1. Load data piecemeal
Typically, we consider the web a somewhat unreliable environment in which the connection may be lost (or become very slow) at any time. Due to that, it’s a good idea to break all the data to be loaded into separate pieces to be loaded separately (of course, they may be loaded simultaneously). If some pieces of data can’t be received because of the website or connection being overloaded, then the other pieces are not influenced and you can safely save them for further processing. Using this plan is especially useful when you load a huge amount of data, leaving your computer working for several hours (or even days). Needless to say, it’s also a good idea to save every portion of data to disk as soon as you receive it and make several attempts to load a specific piece of data in case of failure.
2. Take maximum
When you scrape a new website (especially with variable structure), it’s a good practice to take all the data (web pages) and save it as it is to disk, opposed to trying to process it as it comes from the server. This may save you much time and save you from being banned.
For example, you need to scrape 1000 pages with some structured information, parse it and save in your database. If you do it by scraping a page, processing it and going to the next one, you may find the 900th page has a structure difference that breaks your scraping algorithm and you need to adjust it and start scraping again. It may cost you a significant amount of time.
3. Parse pessimistically
As you parse the scraped data, my advice is to be quite “pessimistic”, “narrow” and “strict”. For example, if you expect a value you get from the scraped page to be a number, then check that it’s really a number. This may seem to be too narrow, but it may save you from a surprise that instead of expected page structure, you get a different though very similar one.

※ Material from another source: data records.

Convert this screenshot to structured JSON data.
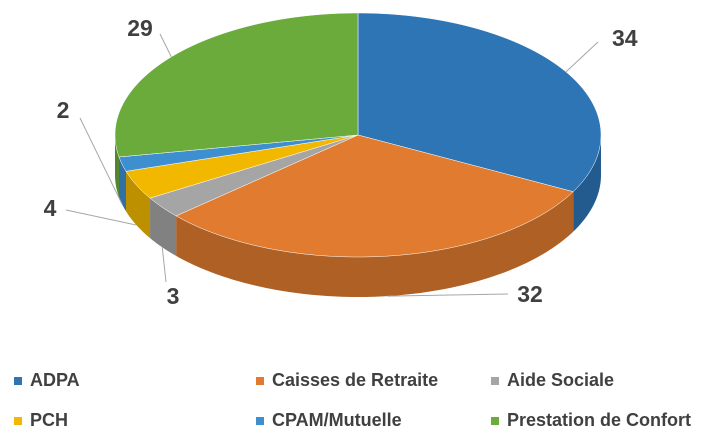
{
  "chart_data": {
    "type": "pie",
    "categories": [
      "ADPA",
      "Caisses de Retraite",
      "Aide Sociale",
      "PCH",
      "CPAM/Mutuelle",
      "Prestation de Confort"
    ],
    "values": [
      34,
      32,
      3,
      4,
      2,
      29
    ],
    "colors": [
      "#2e75b6",
      "#e07b2f",
      "#a5a5a5",
      "#f2b800",
      "#3d8fd0",
      "#6aab3c"
    ],
    "legend": "bottom"
  }
}
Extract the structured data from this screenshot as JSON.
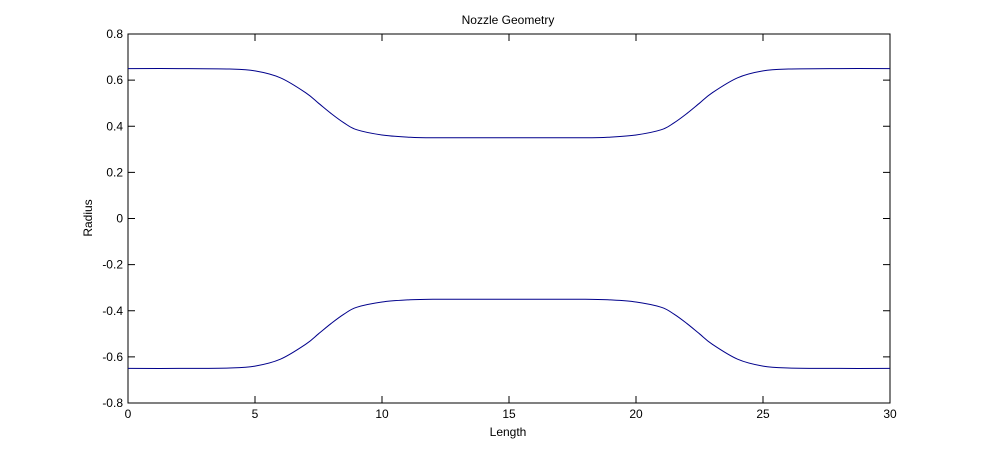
{
  "chart_data": {
    "type": "line",
    "title": "Nozzle Geometry",
    "xlabel": "Length",
    "ylabel": "Radius",
    "xlim": [
      0,
      30
    ],
    "ylim": [
      -0.8,
      0.8
    ],
    "xticks": [
      0,
      5,
      10,
      15,
      20,
      25,
      30
    ],
    "yticks": [
      -0.8,
      -0.6,
      -0.4,
      -0.2,
      0,
      0.2,
      0.4,
      0.6,
      0.8
    ],
    "grid": false,
    "line_color": "#00008b",
    "series": [
      {
        "x": [
          0,
          2,
          4,
          5,
          6,
          7,
          7.5,
          8,
          8.5,
          9,
          10,
          11,
          12,
          15,
          18,
          19,
          20,
          21,
          21.5,
          22,
          22.5,
          23,
          24,
          25,
          26,
          28,
          30
        ],
        "y": [
          0.65,
          0.65,
          0.648,
          0.64,
          0.61,
          0.545,
          0.5,
          0.455,
          0.415,
          0.385,
          0.362,
          0.353,
          0.35,
          0.35,
          0.35,
          0.353,
          0.362,
          0.385,
          0.415,
          0.455,
          0.5,
          0.545,
          0.61,
          0.64,
          0.648,
          0.65,
          0.65
        ]
      },
      {
        "x": [
          0,
          2,
          4,
          5,
          6,
          7,
          7.5,
          8,
          8.5,
          9,
          10,
          11,
          12,
          15,
          18,
          19,
          20,
          21,
          21.5,
          22,
          22.5,
          23,
          24,
          25,
          26,
          28,
          30
        ],
        "y": [
          -0.65,
          -0.65,
          -0.648,
          -0.64,
          -0.61,
          -0.545,
          -0.5,
          -0.455,
          -0.415,
          -0.385,
          -0.362,
          -0.353,
          -0.35,
          -0.35,
          -0.35,
          -0.353,
          -0.362,
          -0.385,
          -0.415,
          -0.455,
          -0.5,
          -0.545,
          -0.61,
          -0.64,
          -0.648,
          -0.65,
          -0.65
        ]
      }
    ]
  }
}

I would even advise you to do a semantic check of all text values if it’s possible (for example, you may check country names and US states’ abbreviations). This may greatly increase the quality of output data, especially if you scrape a huge amount of data it’s hard to check manually. And the problem is not merely in typos. The fact that the data you get is not what you expected may indicate you got a page of different format and your parsing algorithm needs to be adjusted.
4. Gather statistics
When you scrape megabytes and gigabytes of information, statistics will help you. I always suggest setting some metrics and evaluating the quality of the output by them. For example, if you scrape user information, you may check how many males and females you got. If the ratio seems to be strange – check your algorithm. Also, if among a thousand values you got only one that is not empty, then it’s a good idea to check your parser. Probably the other values are specified in another place on a different page.